Num passado não muito distante, aos secretários de redação dos jornais não bastava dominar os fundamentos da profissão. Era preciso ter vocação para carrasco. É lícito imaginar que, se eles pudessem, obrigariam repórteres e redatores novatos a colocar os joelhos sobre grãos de milho, por horas. Ou fariam, com satisfação, uso da palmatória. Eram (quase) todos eles adeptos da “pedagogia da porrada”. Ante a impossibilidade do castigo físico, partiam para a humilhação pública e verbal. Mandavam repórteres e redatores reescrever textos que rasgavam sem ao menos ter lido as primeiras linhas. E a justificativa era sempre a mesma: “Está um lixo”.
Nos anos 60, Ricardo Noblat era um jornalista em início de carreira. Época em que conviveu com o secretário de redação do Jornal do Commercio, no Recife. Segundo ele, Eugênio Coimbra Júnior “era um homem mau, muito mau”. Toda vez que ele convocava algum repórter ou redator à sua mesa de trabalho, a redação tremia. Humilhação à vista, grosseria na certa. Ninguém ria da desgraça alheia. Até porque muitos já haviam experimentado daquele fel. A historinha que segue foi extraída do livro “A Arte de Fazer um Jornal Diário”, de Noblat, editora Contexto.
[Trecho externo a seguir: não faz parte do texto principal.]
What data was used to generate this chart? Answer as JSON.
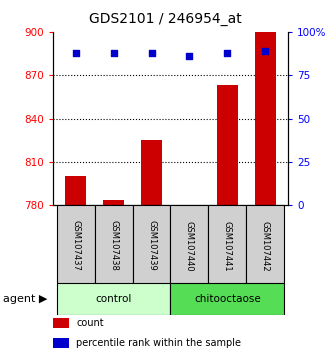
{
  "title": "GDS2101 / 246954_at",
  "samples": [
    "GSM107437",
    "GSM107438",
    "GSM107439",
    "GSM107440",
    "GSM107441",
    "GSM107442"
  ],
  "counts": [
    800,
    784,
    825,
    780,
    863,
    900
  ],
  "percentile_ranks": [
    88,
    88,
    88,
    86,
    88,
    89
  ],
  "groups": [
    {
      "label": "control",
      "indices": [
        0,
        1,
        2
      ],
      "color": "#ccffcc"
    },
    {
      "label": "chitooctaose",
      "indices": [
        3,
        4,
        5
      ],
      "color": "#55dd55"
    }
  ],
  "ylim_left": [
    780,
    900
  ],
  "ylim_right": [
    0,
    100
  ],
  "yticks_left": [
    780,
    810,
    840,
    870,
    900
  ],
  "yticks_right": [
    0,
    25,
    50,
    75,
    100
  ],
  "ytick_labels_right": [
    "0",
    "25",
    "50",
    "75",
    "100%"
  ],
  "bar_color": "#cc0000",
  "scatter_color": "#0000cc",
  "bar_width": 0.55,
  "label_bg": "#d0d0d0",
  "agent_label": "agent",
  "legend_items": [
    {
      "color": "#cc0000",
      "label": "count"
    },
    {
      "color": "#0000cc",
      "label": "percentile rank within the sample"
    }
  ]
}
Certo dia, Coimbra Júnior convocou um repórter:
– O senhor é casado? – quis saber o secretário de redação.
– Sou – respondeu o repórter, fazendo esforço medonho para se equilibrar sobre as pernas.
– O senhor tem certeza de que sua mulher o ama?
– Claro. Certeza absoluta. Nós nos damos muito bem.
– Tem certeza de que não é corno? – insistiu Coimbra Júnior, com a voz nas alturas, para que todos pudessem ouvi-lo.
– Minha mulher é honesta. Por que isso?
– É que o senhor começou o texto assim: “Pelo simples fato de ter encontrado sua mulher nos braços do amante, o comerciário a matou com três tiros…” Só um corno escreve uma coisa dessas. Pegar a mulher nos braços de outro lhe parece coisa pouca?
O pobre repórter tentou engatar uma justificativa:
– É que eu achei…
– O senhor não está aqui para achar nada, mas para narrar os fatos. Quando quiser sua opinião, eu lhe peço.
Coimbra Júnior, à sua maneira, passou a lição: não se mistura fato com opinião.